The Virginian Pilot


DATE: Thursday, February 27, 1997           TAG: 9702270073

SECTION: DAILY BREAK             PAGE: E1   EDITION: FINAL 

TYPE: Theater Review 

SOURCE: BY MAL VINCENT, THEATER CRITIC 

                                            LENGTH:   53 lines




``CAVEMAN'' BECKER'S HAS TRYING TIMES ON OPENING NIGHT

ON OPENING NIGHT, Rob Becker had to contend with two obvious problems as he set about defending the caveman: (1) a hall that is much too large to hospitably house a one-man show and (2) an apparent raspy, hoarse voice. He was not wholly successful in overcoming either obstacle.

Indeed, the voice problems sometimes made him painful to hear and raised the question if he was going to make it through the one hour and 44 minute (no intermission) show. Becker's evening-long journey through the battle of the sexes is occasionally hilarious but never settled to the comfortable, spontaneous level it had in the smaller theater on Broadway. It seemed carefully rehearsed and wasn't going to budge an iota, even for missed lighting cues or unpredictable audience reactions. The laughter wasn't canned, but the performance was.

Perhaps ``Defending the Caveman'' has become too successful for its own good. Perhaps its star is doing too much publicity for his own good - and quoting his show's material too widely. Much of the material, which has been running for two years on Broadway, seems overly familiar and utterly predictable. Everyone else is stealing his act, from books that proclaim men are from one planet and women from another to stand-up comics who seemed obsessed about whether toilet seats are left up or down.

Becker, though, is an ingratiating presence, and he's right on target in many of his anecdotes. Entering in T-shirt and baggy jeans, he's the Everyman slouch that guys should be glad to have defend them. The guy's been there and he's ready to remind us. He reminds us of how women are gatherers (particularly in shopping malls) and men are hunters. Men want to focus on one project at a time. Women want to see the overall picture.

Take the power tool - the remote control. A man goes hunting with it. A woman stops at each channel - to gather information.

``Defending the Caveman'' is best when it concerns the battle of the sexes but, clearly, Becker deftly walks a precarious tightrope. He doesn't want to antagonize either side - at least not permanently. He wants his show to be healing and revelatory.
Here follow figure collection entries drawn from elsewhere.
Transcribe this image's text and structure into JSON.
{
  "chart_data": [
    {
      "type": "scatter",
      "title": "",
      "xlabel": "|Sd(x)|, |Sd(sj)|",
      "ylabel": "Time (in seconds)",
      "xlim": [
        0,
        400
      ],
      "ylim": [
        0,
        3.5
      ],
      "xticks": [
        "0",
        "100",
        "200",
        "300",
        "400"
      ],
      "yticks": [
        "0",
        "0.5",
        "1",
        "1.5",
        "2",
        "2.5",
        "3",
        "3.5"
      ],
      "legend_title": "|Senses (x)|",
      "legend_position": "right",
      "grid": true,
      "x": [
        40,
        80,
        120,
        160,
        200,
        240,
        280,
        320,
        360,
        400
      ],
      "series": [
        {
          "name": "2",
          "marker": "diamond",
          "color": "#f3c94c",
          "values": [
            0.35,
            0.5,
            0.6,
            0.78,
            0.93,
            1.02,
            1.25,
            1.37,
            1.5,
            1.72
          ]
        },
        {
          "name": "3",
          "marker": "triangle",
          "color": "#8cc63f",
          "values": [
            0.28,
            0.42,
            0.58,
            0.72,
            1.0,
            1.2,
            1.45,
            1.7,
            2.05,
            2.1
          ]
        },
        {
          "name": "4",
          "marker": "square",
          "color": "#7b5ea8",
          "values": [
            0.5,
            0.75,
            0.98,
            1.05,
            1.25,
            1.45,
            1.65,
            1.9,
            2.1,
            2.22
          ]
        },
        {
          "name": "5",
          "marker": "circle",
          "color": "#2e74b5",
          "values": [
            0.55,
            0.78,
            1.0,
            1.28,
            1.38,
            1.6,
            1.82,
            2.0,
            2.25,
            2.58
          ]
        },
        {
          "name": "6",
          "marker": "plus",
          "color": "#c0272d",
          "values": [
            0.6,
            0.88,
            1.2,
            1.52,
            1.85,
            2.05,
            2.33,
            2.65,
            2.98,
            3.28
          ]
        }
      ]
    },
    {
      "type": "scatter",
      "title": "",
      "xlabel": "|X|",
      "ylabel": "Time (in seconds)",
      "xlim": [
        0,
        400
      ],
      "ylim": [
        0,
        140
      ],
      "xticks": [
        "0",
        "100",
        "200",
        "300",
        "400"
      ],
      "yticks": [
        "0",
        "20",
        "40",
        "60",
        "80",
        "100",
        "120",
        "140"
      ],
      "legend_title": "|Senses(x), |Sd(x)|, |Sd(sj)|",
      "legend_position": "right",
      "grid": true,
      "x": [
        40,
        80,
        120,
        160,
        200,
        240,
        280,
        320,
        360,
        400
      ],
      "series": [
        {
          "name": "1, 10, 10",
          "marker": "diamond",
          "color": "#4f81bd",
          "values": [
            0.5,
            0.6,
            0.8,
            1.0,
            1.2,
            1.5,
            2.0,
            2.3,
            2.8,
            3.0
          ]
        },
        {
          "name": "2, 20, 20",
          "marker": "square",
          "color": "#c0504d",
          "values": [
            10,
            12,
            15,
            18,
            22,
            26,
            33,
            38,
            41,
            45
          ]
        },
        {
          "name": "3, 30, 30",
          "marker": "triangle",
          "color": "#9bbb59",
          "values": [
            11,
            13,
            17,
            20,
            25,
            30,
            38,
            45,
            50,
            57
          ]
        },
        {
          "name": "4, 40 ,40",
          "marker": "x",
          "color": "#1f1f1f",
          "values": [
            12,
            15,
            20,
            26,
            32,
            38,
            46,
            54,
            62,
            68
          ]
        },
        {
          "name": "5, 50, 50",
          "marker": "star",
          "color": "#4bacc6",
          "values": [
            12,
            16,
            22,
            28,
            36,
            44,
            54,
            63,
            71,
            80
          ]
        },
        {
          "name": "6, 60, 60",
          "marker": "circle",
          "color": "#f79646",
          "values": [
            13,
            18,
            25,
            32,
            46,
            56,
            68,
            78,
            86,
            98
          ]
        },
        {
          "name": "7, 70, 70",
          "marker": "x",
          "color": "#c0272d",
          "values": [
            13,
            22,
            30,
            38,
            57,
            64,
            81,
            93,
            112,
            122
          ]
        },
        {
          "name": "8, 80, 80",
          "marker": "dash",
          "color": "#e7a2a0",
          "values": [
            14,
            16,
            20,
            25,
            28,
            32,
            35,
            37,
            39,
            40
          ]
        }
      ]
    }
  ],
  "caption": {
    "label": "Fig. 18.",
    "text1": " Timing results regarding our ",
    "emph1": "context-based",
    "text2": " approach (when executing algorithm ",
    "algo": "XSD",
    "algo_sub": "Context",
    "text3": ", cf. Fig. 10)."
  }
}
The healing is turned on full blast in the last 10 minutes, but the show is funniest when it's emphasizing the differences.

It's questionable, though, if $35, plus a service charge, isn't a bit steep for a one-man show in a 2,000-plus seat hall. Microphones, a necessary evil, are at least somewhat unobtrusive. The stone-cave living room set for the Broadway show, has been replaced by a cheap double backdrop of cave drawings.

Becker is howlingly on target much of the evening. It's just that his material is getting a little stale. ILLUSTRATION: [Color Photo]

HUY NGUYEN

The Virginian-Pilot

Rob Becker's one-man show seemed to lack spontaneity.